Ladurie is clearly disgusted by the predatory priest who was also an informer, and delighted by the free spirit Beatrice. But he is filled with endless admiration for the shepherd.
Pierre Maury, a wage-earner, not alienated, informed, informal, and sociable, enjoyed parties and entertainment, and even just a good meal among friends. There was nothing outstanding about his ordinary meals, but he had plenty of solid, nourishing food — meat, goat’s liver, pork, mutton, eggs, fish, cheese and milk — in people’s houses, in taverns and in the open air, with brothers, relatives, friends, comrades, enemies or bravos who had been sent to confiscate his flock and whom he had got round by making a big pie which they all devoured together.
In fact, Ladurie likes that pie story so much that he tells it twice. Here it is with a little more detail:
Twelve of the Bishop’s men, enraged at this trespass [of grazing his sheep on the Bishop’s land], came up specially from Bisbal de Falset in order to confiscate Pierre’s sheep. Pierre only extricated himself from this tight corner by cooking an enormous pie which was shared between the Bishop’s henchmen and the shepherd’s friends from Cerdague, Catalonia and Ariege.
Pierre was a Cathar, but, over and above any religious beliefs, he was loyal, as in this story about his brother Jean’s illness:
One day when Jean was ill and delirious, he threatened to have all the heretics taken prisoner: he had never been a complete believer. Guillemette Maury, who was nursing him, said in alarm, “We must kill him; otherwise, if he gets better, he will send us all to prison and the stake.”
Pierre at once replied, “If you have my brother killed, I will eat you alive with my teeth, if I can be revenged no other way.” Guillemette soon changed the subject.
Yet, Pierre wasn’t someone who did much threatening. He wasn’t someone who held a grudge or was very prone to anger. He was, writes Ladurie, “the easy-going hero par excellence, the embodiment of cheerful openness towards the world and other people.

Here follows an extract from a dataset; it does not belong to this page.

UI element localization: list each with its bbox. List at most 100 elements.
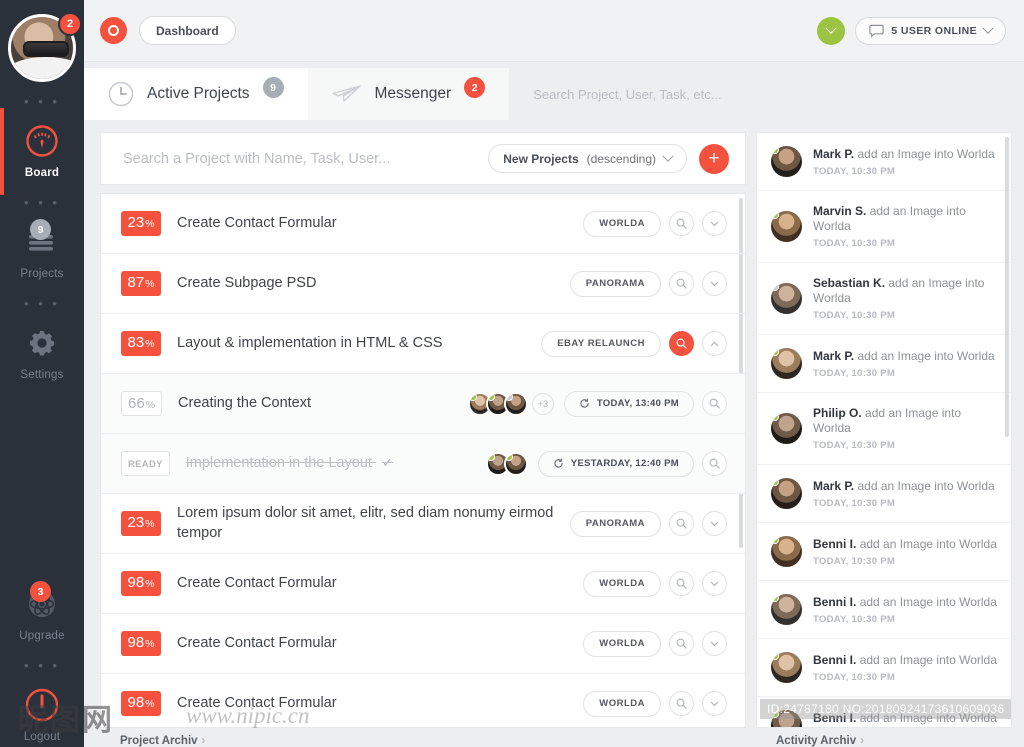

When he greets anyone, even someone he scarcely knows and whom he has good reason to mistrust, he welcomes him with a ringing shepherd’s laugh.” In summary, Ladurie writes:
Well-shod for his long journeys in a pair of good shoes of Spanish leather — the only luxury he allowed himself — detached from the goods of this world, careless of the almost inevitable certainty of being arrested at some time by the Inquisition, leading a life that was both passionate and passionately interesting, Pierre Maury was a happy shepherd.
This happy shepherd, this lusty Beatrice, this predatory priest — these and so many others in Montaillou could fit well into Chaucer’s Canterbury Tales.
Or they could make the basis for a fascinating novel.
Yet, it’s a delight to know that they aren’t make-believe. They are — with their yearnings and curiosity and fear and pride — you and me.